Cybersecurity, An On Going Threat

Cybersecurity is a great concern for organizations of all types and sizes. There is a significant potential for a wide variety of issues to arise from such a disruption. This is particularly true for public companies which are required to make filings with the Commission that may involve disclosing the event and response.

Last week the Commission reported four proceedings in which issuers were charged with violations of the securities laws based on cyber incidents. See, e.g. In the Matter of Unisys Corporation, Adm. Proc. File No. 3-22272 (October 22, 2024).

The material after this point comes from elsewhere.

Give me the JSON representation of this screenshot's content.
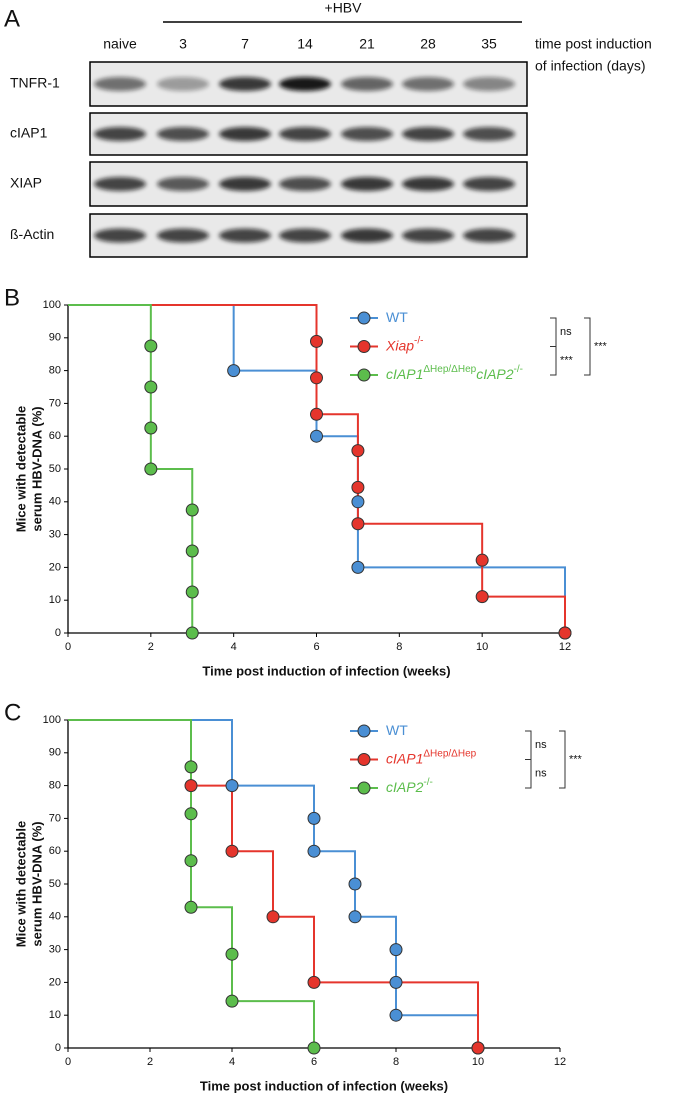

Respondent is a Delaware corporation based in Blue Bell, Pennsylvania. The firm’s shares are traded on the NYSE. The company information tech network and resources regularly stored and transmitted its customers’ data and information as well as its own.

The matter here involving Unisys centers on two incidents. First, in December 2020 Unisys identified a computer that was part of its network that had a version of SolarWinds Orion software. The company believed the device had likely been infected with malicious code that allow for unauthorized activity on affected computers and networks. Unisys also received notifications about, and discovered, compromises of its environment. Those compromises took place over a period of about 16 months beginning in January 2020. The issues and compromises involved at least seven network credentials and 34 cloud-based accounts. At least 33 gigabytes of data had been transferred. Unisys was aware that its investigations involved gaps based on the activity analyzed. The firm also believed that the issues likely arose from a nation-state threat actor.

In its Form 10-K for the fiscal years ended December 31, 2020 and 2021, the firm made disclosures regarding the incident. Those disclosures were not accurate. Specifically, they did not accurately describe the intrusions. The disclosures also did not accurately describe the risk of unauthorized data access, phrasing it in hypothetical terms rather than specifically stating what happened.

Second, in July 2022, the firm experienced a separate threat actor. It was a Russian-speaking ransomware group that successfully compromised the network. This group successfully exfiltrated certain cybersecurity product and platform software code for products the company offers to customers.

Prior to December 2022 Unisys’ incident response policies did not reasonably require cybersecurity personal to report information to company disclosure decision makers. It also did not require cybersecurity personnel to report information to the disclosure decision makers. Thus, senior cybersecurity personnel repeatedly failed to report incidents to executive management and the legal department.

Subsequently, the firm took a number of remedial steps regarding its policies and disclosed a material weakness in its disclosure controls. The complaint alleges violations of Securities Act Sections 17(a)(2) and 17(a)(3). The Commission considered the firm’s remedial acts and cooperation.

Respondent resolved the matter, consenting to the entry of a cease-and-desist order based on the Sections cited in the Order. In addition, Respondent agreed to pay a penalty of $4 million. See also In the Matter of Mimecast Ltd., Adm. Proc. File No. 3-22271 (Oct. 22, 2024)(similar incident and issues re cybersecurity incident; resolved on similar terms); In the Matter of Check Point Software Technologies, Ltd., Adm. Proc. File No. 3-22270 (Oct. 22, 2024)(similar issues and resolution); In the Matter of Mimecast Ltd., Adm. Proc. File No. 3-22271 (Oct. 22, 2024)(similar issues and resolution); In the Matter of Avaya Holdings Corp., Adm. Proc. File No. 3-22269 (Oct. 22, 2024)(similar issues resolved on similar terms).